There were many discoveries at the Venice Biennale; I was most impressed by the robotic cage cleaner, trying in vain to wipe a pool of blood. The most lively performance was an eco-opera on the beach, which could be visited by any visitor who took a swimsuit with him. A variety of topics were raised – loneliness, struggle, nature conservation. The objects presented at the exhibition were distinguished by their scale and gigantism.

Russia at the Biennale of Contemporary Art in Venice.

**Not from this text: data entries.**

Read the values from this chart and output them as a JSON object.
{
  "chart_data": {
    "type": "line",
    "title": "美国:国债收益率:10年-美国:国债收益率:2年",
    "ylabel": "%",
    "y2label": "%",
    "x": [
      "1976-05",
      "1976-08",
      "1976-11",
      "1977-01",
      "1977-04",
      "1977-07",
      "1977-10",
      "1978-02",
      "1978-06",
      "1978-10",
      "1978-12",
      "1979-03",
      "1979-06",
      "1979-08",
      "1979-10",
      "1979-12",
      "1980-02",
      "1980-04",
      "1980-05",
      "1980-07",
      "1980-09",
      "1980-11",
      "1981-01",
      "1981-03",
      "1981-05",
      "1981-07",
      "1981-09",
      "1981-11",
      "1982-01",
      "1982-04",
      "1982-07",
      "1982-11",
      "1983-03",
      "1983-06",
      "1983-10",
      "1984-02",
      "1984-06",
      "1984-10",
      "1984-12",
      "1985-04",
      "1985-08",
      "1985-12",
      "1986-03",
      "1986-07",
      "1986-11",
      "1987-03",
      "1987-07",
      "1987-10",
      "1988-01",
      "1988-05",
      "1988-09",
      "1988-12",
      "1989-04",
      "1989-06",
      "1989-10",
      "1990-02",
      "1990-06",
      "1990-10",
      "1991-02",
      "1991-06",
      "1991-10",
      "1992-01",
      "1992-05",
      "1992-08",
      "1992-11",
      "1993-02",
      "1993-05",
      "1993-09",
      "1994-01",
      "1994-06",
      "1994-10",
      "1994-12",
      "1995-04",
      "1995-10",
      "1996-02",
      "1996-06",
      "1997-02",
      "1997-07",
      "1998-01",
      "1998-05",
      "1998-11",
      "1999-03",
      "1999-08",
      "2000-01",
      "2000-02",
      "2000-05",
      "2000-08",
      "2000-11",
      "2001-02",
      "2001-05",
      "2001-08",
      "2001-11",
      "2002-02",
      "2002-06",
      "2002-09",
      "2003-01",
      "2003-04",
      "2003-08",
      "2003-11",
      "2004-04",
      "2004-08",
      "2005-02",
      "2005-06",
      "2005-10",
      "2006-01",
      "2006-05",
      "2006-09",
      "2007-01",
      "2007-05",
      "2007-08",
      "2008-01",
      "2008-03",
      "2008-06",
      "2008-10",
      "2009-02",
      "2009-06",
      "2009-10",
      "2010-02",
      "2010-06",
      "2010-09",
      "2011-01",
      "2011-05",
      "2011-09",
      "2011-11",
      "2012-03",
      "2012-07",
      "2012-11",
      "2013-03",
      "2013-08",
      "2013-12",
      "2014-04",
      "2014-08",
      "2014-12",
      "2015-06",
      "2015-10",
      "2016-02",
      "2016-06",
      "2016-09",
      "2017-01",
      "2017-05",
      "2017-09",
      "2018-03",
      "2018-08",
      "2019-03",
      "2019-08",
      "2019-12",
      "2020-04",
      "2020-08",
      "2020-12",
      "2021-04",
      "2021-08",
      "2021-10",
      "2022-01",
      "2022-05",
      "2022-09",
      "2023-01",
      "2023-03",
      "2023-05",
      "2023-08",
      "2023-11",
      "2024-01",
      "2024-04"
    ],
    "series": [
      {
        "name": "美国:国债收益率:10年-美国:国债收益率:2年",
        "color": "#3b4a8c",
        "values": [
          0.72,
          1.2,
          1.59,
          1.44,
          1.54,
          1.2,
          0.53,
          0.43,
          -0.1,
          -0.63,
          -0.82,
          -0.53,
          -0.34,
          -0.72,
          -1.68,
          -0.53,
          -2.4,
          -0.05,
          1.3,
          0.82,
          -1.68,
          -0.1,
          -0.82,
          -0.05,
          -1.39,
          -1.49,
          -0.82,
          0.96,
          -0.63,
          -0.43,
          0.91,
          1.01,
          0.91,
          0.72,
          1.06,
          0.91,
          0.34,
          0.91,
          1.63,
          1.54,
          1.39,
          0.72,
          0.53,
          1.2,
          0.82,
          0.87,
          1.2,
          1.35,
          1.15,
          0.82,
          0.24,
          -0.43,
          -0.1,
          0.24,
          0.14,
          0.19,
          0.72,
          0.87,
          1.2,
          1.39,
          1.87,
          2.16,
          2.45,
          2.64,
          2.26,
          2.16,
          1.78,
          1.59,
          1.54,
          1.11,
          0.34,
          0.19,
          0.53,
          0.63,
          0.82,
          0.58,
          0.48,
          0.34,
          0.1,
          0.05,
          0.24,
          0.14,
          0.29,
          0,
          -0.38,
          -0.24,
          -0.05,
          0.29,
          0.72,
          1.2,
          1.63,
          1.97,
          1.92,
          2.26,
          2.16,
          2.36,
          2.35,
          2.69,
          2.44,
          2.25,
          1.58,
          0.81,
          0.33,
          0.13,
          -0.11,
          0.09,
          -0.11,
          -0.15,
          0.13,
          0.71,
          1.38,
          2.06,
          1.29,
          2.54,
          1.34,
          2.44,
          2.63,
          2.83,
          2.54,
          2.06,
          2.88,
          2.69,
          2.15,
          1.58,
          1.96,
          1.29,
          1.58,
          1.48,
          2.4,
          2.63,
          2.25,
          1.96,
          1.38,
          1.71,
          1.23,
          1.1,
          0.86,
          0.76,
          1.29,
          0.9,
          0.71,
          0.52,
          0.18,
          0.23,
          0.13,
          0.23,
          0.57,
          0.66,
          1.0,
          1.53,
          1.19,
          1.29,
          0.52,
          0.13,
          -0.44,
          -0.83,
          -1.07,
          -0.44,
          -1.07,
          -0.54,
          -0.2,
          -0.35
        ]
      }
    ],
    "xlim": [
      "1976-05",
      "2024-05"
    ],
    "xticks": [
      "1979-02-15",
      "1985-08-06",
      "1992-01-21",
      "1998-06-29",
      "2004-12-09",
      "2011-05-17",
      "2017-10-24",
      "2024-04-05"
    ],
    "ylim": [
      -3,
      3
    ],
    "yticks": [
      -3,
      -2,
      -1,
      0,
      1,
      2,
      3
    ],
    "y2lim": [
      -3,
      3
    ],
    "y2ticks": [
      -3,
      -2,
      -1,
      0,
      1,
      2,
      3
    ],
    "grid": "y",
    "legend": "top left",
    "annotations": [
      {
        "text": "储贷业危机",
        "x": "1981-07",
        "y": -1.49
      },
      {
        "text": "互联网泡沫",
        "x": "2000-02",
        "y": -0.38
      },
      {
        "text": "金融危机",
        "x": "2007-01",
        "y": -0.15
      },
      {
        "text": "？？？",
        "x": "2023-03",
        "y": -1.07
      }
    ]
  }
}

Russia also presented its pavilion. Worked on it, including employees of the Hermitage. The installation looks bloody and stylish, it feels like a Tarantino movie mixed with the horrors of Stephen King. The main color of the theme is red. But this is not Red Light Street, but rather a hell of a purgatory, where, perhaps, the horrors of modernity with its global crises, the reassessment of traditional values ​​and the upcoming technological breakthroughs, which carry many unknown risks, have brought us. Entering the pavilion, you seem to go into a traditional museum (say, the Hermitage), but everything is a little different in it, and the further you go, the more transformations of the classical we see. There is a feeling that the “so beautiful” past has been replaced by a “frightening and defiant” present. I want to return, but nowhere else. It is necessary, through fear and awe, to seek new meanings and forms on the ruins of centuries. Modernity is seen as a “distortion” of the beautiful that is still left in the Russian pavilion, and which is no longer even beyond its borders.